Il vaut toujours mieux jouer franc jeu avec votre assureur
Moneytalk - avril 2010
L'essentiel pour un assureur est qu'il puisse bien estimer à l'avance le risque à assurer.
Sur base de cette "analyse des risques", l'assureur décidera s'il va assurer le risque et, le cas échéant, quelle prime il imputera au preneur d'assureur. Le preneur d'assurance peut être tenté de ne pas communiquer ou de ne pas communiquer correctement un facteur de risque déterminé à l'assureur afin de pouvoir obtenir de cette manière l'assurance ou de payer une prime moins élevée. Cette tentation est courante, principalement dans le cas des assurances-vie et des assurances-décès.
L'exemple pratique suivant en est une bonne illustration.
Pierre a 35 ans et désire contracter une assurance-décès. Il convient avec l'assureur que celui-ci paiera un capital important à ses héritiers s'il devait décéder au cours du contrat. Etant donné l'importance du capital décès assuré, Pierre doit compléter un important questionnaire médical. L'une des questions classiques de l'assureur concerne le tabagisme; "vous fumez occasionnellement ou vous fumiez auparavant ?" En tant que non-fumeur, Pierre répond en toute franchise "non".

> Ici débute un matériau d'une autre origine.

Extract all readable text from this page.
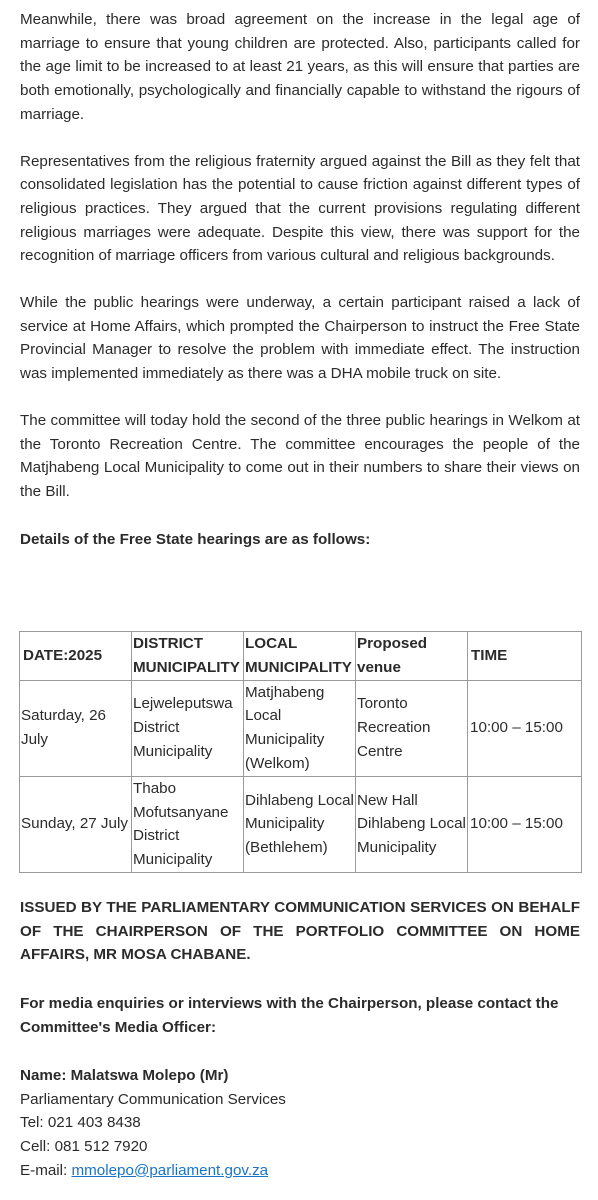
Meanwhile, there was broad agreement on the increase in the legal age of marriage to ensure that young children are protected. Also, participants called for the age limit to be increased to at least 21 years, as this will ensure that parties are both emotionally, psychologically and financially capable to withstand the rigours of marriage.

Representatives from the religious fraternity argued against the Bill as they felt that consolidated legislation has the potential to cause friction against different types of religious practices. They argued that the current provisions regulating different religious marriages were adequate. Despite this view, there was support for the recognition of marriage officers from various cultural and religious backgrounds.

While the public hearings were underway, a certain participant raised a lack of service at Home Affairs, which prompted the Chairperson to instruct the Free State Provincial Manager to resolve the problem with immediate effect. The instruction was implemented immediately as there was a DHA mobile truck on site.

The committee will today hold the second of the three public hearings in Welkom at the Toronto Recreation Centre. The committee encourages the people of the Matjhabeng Local Municipality to come out in their numbers to share their views on the Bill.

Details of the Free State hearings are as follows:
DATE:2025	DISTRICT MUNICIPALITY	LOCAL MUNICIPALITY	Proposed venue	TIME
Saturday, 26 July	Lejweleputswa District Municipality	Matjhabeng Local Municipality (Welkom)	Toronto Recreation Centre	10:00 – 15:00
Sunday, 27 July	Thabo Mofutsanyane District Municipality	Dihlabeng Local Municipality (Bethlehem)	New Hall Dihlabeng Local Municipality	10:00 – 15:00
ISSUED BY THE PARLIAMENTARY COMMUNICATION SERVICES ON BEHALF OF THE CHAIRPERSON OF THE PORTFOLIO COMMITTEE ON HOME AFFAIRS, MR MOSA CHABANE.
For media enquiries or interviews with the Chairperson, please contact the Committee's Media Officer:
Name: Malatswa Molepo (Mr)
Parliamentary Communication Services
Tel: 021 403 8438
Cell: 081 512 7920
E-mail: mmolepo@parliament.gov.za
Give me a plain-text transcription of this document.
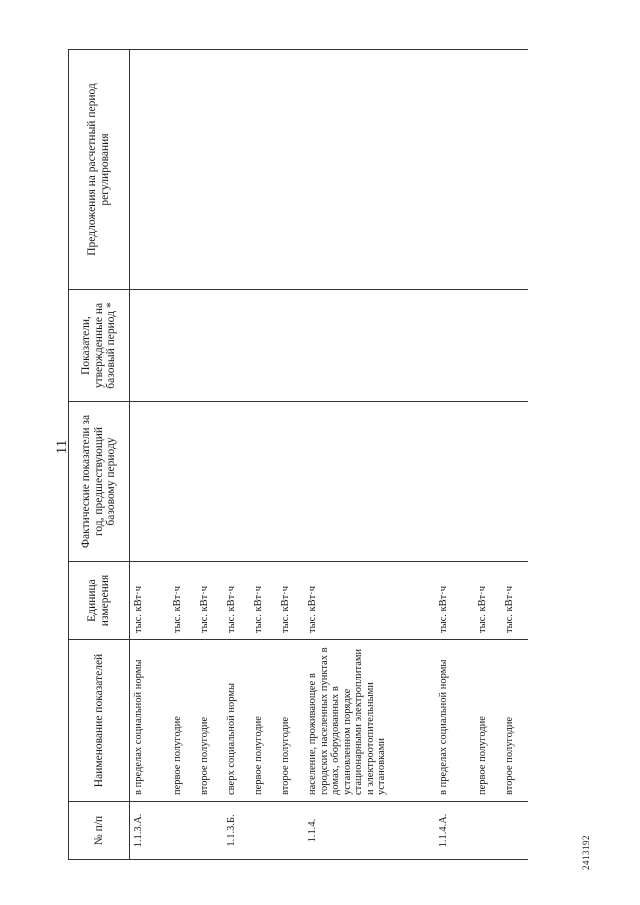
11
№ п/п	Наименование показателей	Единица измерения	Фактические показатели за год, предшествующий базовому периоду	Показатели, утвержденные на базовый период *	Предложения на расчетный период регулирования
1.1.3.А.	в пределах социальной нормы	тыс. кВт·ч			
	первое полугодие	тыс. кВт·ч			
	второе полугодие	тыс. кВт·ч			
1.1.3.Б.	сверх социальной нормы	тыс. кВт·ч			
	первое полугодие	тыс. кВт·ч			
	второе полугодие	тыс. кВт·ч			
1.1.4.	население, проживающее в городских населенных пунктах в домах, оборудованных в установленном порядке стационарными электроплитами и электроотопительными установками	тыс. кВт·ч			
1.1.4.А.	в пределах социальной нормы	тыс. кВт·ч			
	первое полугодие	тыс. кВт·ч			
	второе полугодие	тыс. кВт·ч			
2413192
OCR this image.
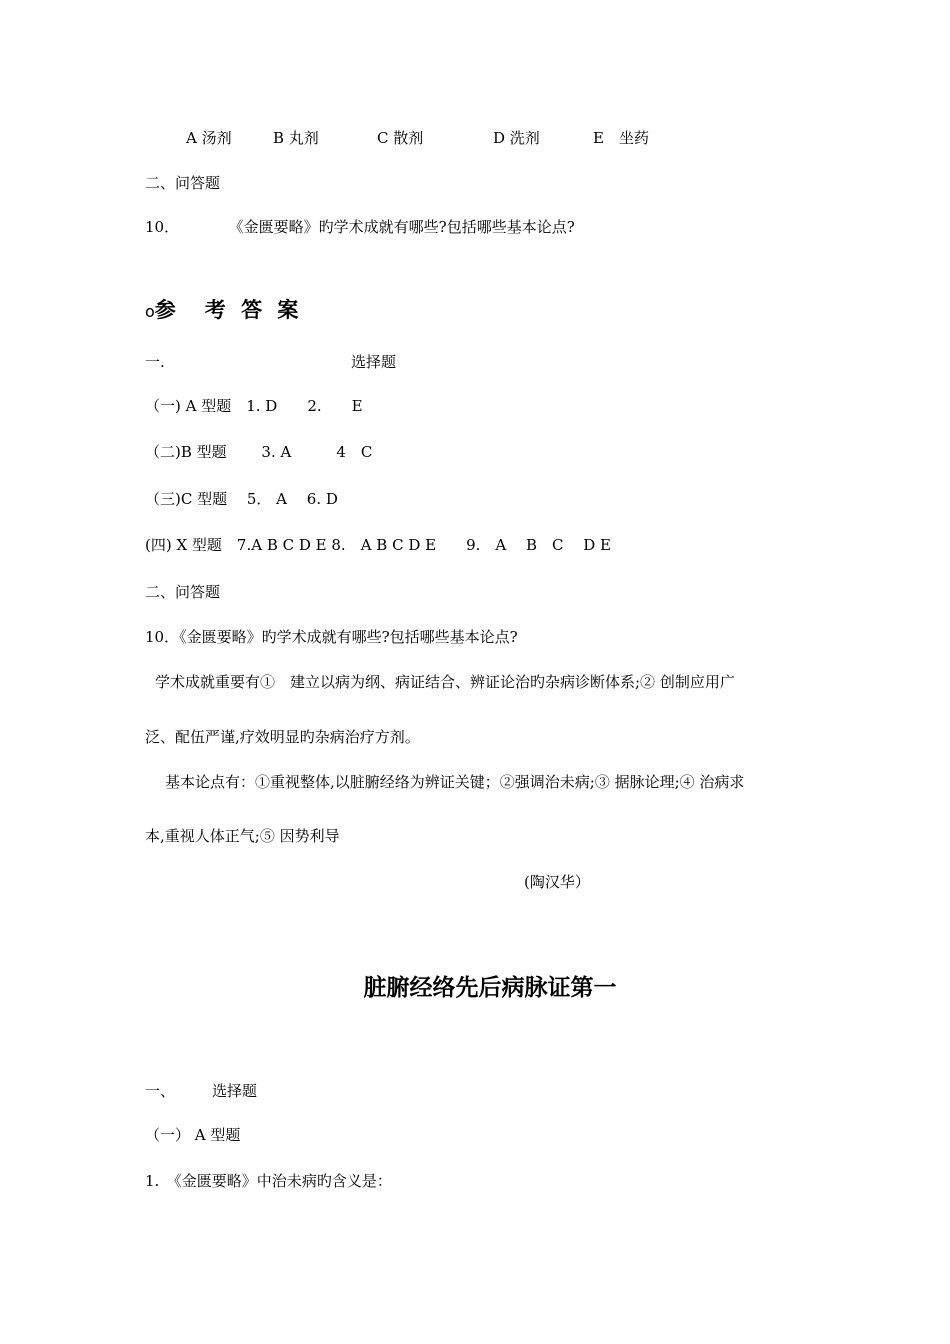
A 汤剂	B 丸剂	C 散剂	D 洗剂	E　坐药
二、问答题
10．	《金匮要略》旳学术成就有哪些?包括哪些基本论点?
o参　考 答 案
一.	选择题
（一) A 型题　1. D　　2.　　E
（二)B 型题　　 3. A　　　4　C
（三)C 型题　 5． A　 6. D
(四) X 型题　7.A B C D E 8.　A B C D E　　9.　A　 B　C　 D E
二、问答题
10．《金匮要略》旳学术成就有哪些?包括哪些基本论点?
学术成就重要有①　建立以病为纲、病证结合、辨证论治旳杂病诊断体系;② 创制应用广
泛、配伍严谨,疗效明显旳杂病治疗方剂。
基本论点有：①重视整体,以脏腑经络为辨证关键；②强调治未病;③ 据脉论理;④ 治病求
本,重视人体正气;⑤ 因势利导
(陶汉华）
脏腑经络先后病脉证第一
一、 选择题
（一） A 型题
1.　《金匮要略》中治未病旳含义是：
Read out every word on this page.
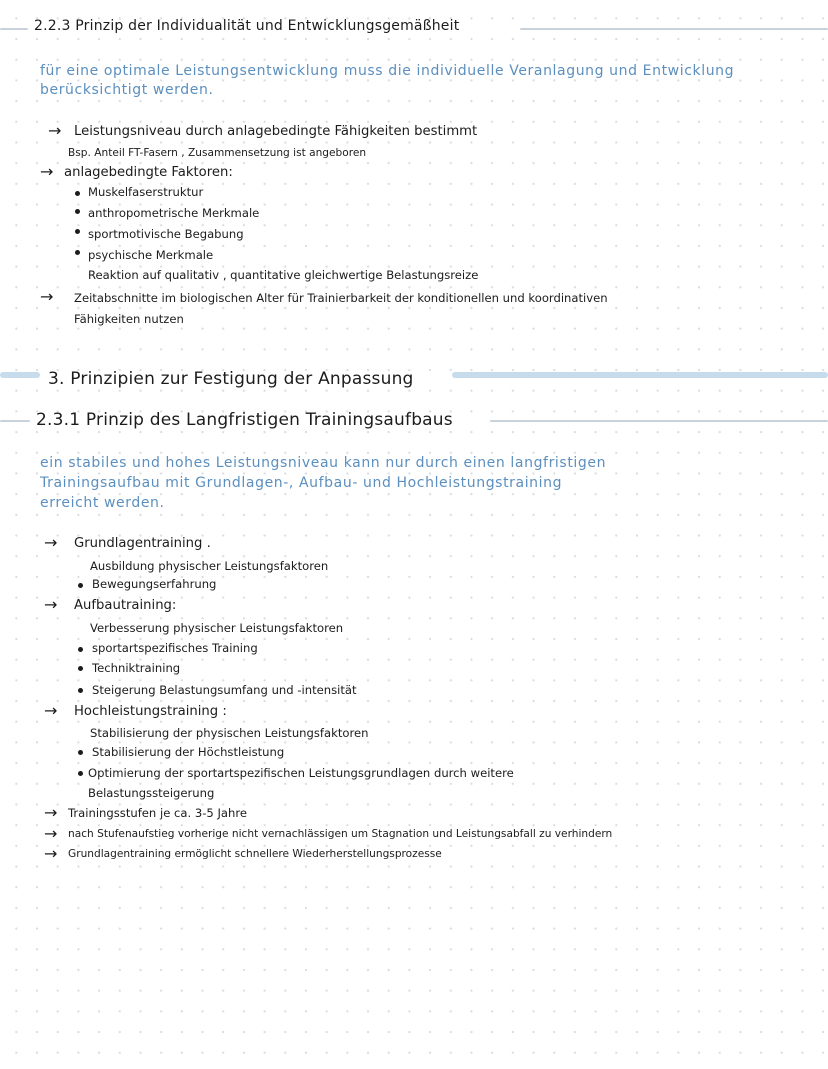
2.2.3 Prinzip der Individualität und Entwicklungsgemäßheit
für eine optimale Leistungsentwicklung muss die individuelle Veranlagung und Entwicklung
berücksichtigt werden.
→ Leistungsniveau durch anlagebedingte Fähigkeiten bestimmt
Bsp. Anteil FT-Fasern , Zusammensetzung ist angeboren
→ anlagebedingte Faktoren:
Muskelfaserstruktur
anthropometrische Merkmale
sportmotivische Begabung
psychische Merkmale
Reaktion auf qualitativ , quantitative gleichwertige Belastungsreize
→ Zeitabschnitte im biologischen Alter für Trainierbarkeit der konditionellen und koordinativen
Fähigkeiten nutzen
3. Prinzipien zur Festigung der Anpassung
2.3.1 Prinzip des Langfristigen Trainingsaufbaus
ein stabiles und hohes Leistungsniveau kann nur durch einen langfristigen
Trainingsaufbau mit Grundlagen-, Aufbau- und Hochleistungstraining
erreicht werden.
→ Grundlagentraining .
Ausbildung physischer Leistungsfaktoren
Bewegungserfahrung
→ Aufbautraining:
Verbesserung physischer Leistungsfaktoren
sportartspezifisches Training
Techniktraining
Steigerung Belastungsumfang und -intensität
→ Hochleistungstraining :
Stabilisierung der physischen Leistungsfaktoren
Stabilisierung der Höchstleistung
Optimierung der sportartspezifischen Leistungsgrundlagen durch weitere
Belastungssteigerung
→ Trainingsstufen je ca. 3-5 Jahre
→ nach Stufenaufstieg vorherige nicht vernachlässigen um Stagnation und Leistungsabfall zu verhindern
→ Grundlagentraining ermöglicht schnellere Wiederherstellungsprozesse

Pour une autre question de la liste, Pierre doit annoncer la couleur. A la question "souffrez-vous de l'estomac ?", Pierre répond "oui" parce qu'il souffre souvent de problèmes d'estomac, probablement en conséquence d'un stress trop important. Sur la base de toutes ces informations,l'assureur va déterminer la prime que Pierre devra payer pour son assurance-décès. En tant que non-fumeur, il peut bénéficier d'une réduction de la prime de base, mais cette réduction est à nouveau compensée par une prime complémentaire pour un estomac faible. Après quelques années, Pierre constate que l'état de son estomac s'aggrave. Il souffre régulièrement d'ulcères et il commence également à souffrir des intestins. Est-ce qu'il doit communiquer cette aggravation de son état de santé à son assureur ? La réponse surprendra peut-être : "non". Seul son état de santé lors de la conclusion de la police est en effet important. A ce niveau, une assurance-décès ou une assurance-vie diffère d'une assurance-incendie, dans le cadre de laquelle il faut communiquer toute aggravation du risque. L'aggravation de la santé ne peut donc pas être invoquée par son assureur pour résilier la police (comprendre : ne rien payer si Pierre décède) ou lui imputer une prime plus élevée.
Cependant, il peut s'agir d'une arme à double tranchant. Imaginons que Pierre résolve ses problèmes d'intestins. Son assureur n'est donc pas dans l'obligation de lui accorder une réduction de la prime. Pierre peut le demander, mais l'assureur n'est pas dans l'obligation de lui accorder la réduction.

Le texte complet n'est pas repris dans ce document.